The Director of Health Information was also identified as the Director of Registration Services. She was interviewed on 9/24/14 at 1:35 PM. She stated that her expectation would be that another attempt would be made to obtain a signature within 24 hours of arriving to an inpatient unit or before discharge. She stated there was no system to attempt to obtain a signature at the earliest possible opportunity, which is the community standard. She was unable to provide information on the process for obtaining a signature on the consent if one was not obtained initially.
A policy entitled, Conditions for Admissions Signature Requirements, dated 3/2011, was reviewed on 9/24/14 at 1:45 PM.
The policy stated, "If the patient is unstable...at the time of registration...the chart will be flagged 'Need COA.' The face of the chart will be flagged, 'Patient not cleared for discharge." The policy further described how a nurse admitting, transferring or discharging a patient will notify the ED unit secretary who will then respond in person to that nursing station. There was no documentation of any of this occurring.
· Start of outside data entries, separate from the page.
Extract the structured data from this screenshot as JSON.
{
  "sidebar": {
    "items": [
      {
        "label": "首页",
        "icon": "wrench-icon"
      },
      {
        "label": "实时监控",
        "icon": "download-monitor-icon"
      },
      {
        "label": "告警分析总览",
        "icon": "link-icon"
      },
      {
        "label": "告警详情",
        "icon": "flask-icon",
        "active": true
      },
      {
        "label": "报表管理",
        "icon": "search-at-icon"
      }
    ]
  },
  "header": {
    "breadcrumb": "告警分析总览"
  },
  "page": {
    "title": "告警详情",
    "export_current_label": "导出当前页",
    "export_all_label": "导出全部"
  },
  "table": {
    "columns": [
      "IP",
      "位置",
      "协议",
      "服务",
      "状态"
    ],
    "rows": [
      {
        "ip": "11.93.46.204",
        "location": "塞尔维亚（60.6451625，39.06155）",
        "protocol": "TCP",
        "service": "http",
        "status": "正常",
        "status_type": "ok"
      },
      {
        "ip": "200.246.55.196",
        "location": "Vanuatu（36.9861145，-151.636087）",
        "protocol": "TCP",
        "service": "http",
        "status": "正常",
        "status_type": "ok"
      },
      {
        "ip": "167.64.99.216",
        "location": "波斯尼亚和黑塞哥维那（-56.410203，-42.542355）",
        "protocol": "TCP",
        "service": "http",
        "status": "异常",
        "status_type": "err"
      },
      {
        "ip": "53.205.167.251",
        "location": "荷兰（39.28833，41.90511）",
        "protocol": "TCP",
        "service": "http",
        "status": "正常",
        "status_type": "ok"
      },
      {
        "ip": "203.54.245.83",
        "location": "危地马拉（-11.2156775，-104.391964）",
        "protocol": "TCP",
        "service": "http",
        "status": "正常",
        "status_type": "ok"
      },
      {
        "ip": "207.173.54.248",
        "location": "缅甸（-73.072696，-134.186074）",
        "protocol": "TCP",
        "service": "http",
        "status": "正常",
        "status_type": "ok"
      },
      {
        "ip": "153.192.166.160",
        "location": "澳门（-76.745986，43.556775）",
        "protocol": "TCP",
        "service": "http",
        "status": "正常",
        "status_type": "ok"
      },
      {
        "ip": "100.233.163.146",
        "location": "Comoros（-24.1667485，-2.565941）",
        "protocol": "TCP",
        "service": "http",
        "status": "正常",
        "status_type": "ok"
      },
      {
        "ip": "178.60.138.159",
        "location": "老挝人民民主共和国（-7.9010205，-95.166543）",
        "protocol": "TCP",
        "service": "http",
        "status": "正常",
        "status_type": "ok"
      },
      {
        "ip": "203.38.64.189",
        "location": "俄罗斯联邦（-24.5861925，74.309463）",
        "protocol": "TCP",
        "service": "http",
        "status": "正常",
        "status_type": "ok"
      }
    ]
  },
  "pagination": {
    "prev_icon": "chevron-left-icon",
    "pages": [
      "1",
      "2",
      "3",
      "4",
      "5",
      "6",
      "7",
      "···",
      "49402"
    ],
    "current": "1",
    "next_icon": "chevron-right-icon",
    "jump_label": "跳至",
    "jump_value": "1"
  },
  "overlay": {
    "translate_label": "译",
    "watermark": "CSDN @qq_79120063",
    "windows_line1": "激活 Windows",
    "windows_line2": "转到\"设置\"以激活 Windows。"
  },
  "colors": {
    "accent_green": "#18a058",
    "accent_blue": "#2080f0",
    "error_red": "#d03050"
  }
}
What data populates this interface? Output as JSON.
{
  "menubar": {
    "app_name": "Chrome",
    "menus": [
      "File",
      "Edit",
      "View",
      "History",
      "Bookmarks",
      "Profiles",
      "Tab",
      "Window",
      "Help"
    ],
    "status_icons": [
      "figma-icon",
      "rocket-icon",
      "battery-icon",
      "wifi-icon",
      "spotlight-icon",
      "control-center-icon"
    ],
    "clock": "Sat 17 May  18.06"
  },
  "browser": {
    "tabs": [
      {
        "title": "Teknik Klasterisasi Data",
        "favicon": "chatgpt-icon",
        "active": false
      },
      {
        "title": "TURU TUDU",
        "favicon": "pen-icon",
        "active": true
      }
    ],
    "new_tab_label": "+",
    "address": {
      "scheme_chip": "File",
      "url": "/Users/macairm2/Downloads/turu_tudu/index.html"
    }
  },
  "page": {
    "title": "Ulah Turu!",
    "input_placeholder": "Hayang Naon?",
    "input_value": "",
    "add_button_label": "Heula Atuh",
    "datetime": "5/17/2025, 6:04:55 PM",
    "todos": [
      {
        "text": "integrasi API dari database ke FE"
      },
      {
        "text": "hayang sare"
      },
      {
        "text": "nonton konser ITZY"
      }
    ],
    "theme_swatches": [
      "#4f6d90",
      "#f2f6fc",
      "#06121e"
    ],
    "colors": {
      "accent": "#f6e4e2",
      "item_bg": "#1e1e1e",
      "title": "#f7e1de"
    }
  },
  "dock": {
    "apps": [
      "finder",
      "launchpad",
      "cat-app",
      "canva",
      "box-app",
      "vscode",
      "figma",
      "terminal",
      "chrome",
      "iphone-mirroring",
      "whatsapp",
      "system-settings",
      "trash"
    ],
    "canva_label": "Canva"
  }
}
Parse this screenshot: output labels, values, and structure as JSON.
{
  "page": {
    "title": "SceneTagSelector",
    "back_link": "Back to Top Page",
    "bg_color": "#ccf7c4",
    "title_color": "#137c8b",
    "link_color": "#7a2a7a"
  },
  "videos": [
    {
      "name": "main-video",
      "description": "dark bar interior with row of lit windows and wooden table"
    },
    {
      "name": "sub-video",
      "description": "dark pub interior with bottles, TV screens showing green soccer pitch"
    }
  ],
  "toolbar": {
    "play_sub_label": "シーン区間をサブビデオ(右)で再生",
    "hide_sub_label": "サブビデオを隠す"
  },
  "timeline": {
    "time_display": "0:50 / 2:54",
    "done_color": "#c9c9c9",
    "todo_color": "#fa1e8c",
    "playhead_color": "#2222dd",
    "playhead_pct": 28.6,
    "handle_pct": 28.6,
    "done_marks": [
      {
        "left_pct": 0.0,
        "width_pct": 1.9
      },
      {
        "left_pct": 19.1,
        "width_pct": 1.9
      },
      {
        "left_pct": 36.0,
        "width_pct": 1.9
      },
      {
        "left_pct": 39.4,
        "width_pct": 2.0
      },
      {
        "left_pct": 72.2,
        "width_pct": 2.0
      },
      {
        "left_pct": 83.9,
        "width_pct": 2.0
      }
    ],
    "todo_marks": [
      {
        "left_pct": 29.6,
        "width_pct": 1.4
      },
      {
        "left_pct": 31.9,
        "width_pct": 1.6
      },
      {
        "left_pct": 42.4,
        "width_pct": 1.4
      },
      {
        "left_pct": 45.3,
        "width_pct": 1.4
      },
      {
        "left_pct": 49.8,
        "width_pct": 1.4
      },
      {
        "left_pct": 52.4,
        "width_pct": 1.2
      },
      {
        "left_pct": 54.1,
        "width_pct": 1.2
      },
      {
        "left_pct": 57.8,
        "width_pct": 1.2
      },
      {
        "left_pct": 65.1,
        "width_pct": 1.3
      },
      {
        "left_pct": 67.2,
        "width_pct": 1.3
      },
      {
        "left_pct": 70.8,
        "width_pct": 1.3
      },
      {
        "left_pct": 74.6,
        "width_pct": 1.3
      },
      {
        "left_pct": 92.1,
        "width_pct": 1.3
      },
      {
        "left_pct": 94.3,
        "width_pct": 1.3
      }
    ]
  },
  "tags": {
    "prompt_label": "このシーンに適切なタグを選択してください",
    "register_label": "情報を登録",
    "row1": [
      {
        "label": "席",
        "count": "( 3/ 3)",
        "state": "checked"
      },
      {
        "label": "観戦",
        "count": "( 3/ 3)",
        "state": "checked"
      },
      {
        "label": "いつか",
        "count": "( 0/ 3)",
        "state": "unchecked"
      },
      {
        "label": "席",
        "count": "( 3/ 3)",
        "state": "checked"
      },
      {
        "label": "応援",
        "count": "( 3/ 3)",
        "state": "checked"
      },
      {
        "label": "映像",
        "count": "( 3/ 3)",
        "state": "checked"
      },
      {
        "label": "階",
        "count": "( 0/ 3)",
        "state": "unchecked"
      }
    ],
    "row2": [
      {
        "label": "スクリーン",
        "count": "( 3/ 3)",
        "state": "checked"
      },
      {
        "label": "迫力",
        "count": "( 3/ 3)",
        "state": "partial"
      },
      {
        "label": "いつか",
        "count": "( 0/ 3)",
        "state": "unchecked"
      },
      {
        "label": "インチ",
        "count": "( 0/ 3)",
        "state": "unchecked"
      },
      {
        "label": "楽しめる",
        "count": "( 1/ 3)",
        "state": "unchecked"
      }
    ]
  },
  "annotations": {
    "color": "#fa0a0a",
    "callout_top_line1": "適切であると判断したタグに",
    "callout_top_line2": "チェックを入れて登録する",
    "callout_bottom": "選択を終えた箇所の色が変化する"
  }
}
2. Patient 14 was admitted to the facility on 7/21/14 with a diagnosis of status-post hip replacement, per the Face Sheet. The patient was a prisoner with the State Corrections and was admitted to the facility's Forensics Unit.
The Electronic Medical Record (EMR) was reviewed on 9/23/14 at 1:30 P.M. with the Nursing Quality & Outcome Coordinator (NQOC). The consent for Conditions of Admission (COA) was not located in the record.
During an interview on 9/23/14 at 3:20 P.M., the DRA stated that, "Everybody signs a COA, even Forensics patients." The DRA acknowledged there was no COA in Patient A's record. She further stated, "It should've been there but it wasn't."
3. Review of the medical record for Patient 28 on 9/25/14 at 9:30 AM, revealed that she was admitted on 9/8/14. The signature page on the Conditions of Admission form stated "Patient unable to sign." Subsequent review of the record revealed there was no documentation to show that any attempt was made to follow up to obtain a signature of the patient or her representative. This patient did have a "Durable Power of Attorney" representative. She was discharged on 9/17/14 with no evidence of a signed "Conditions of Admission form.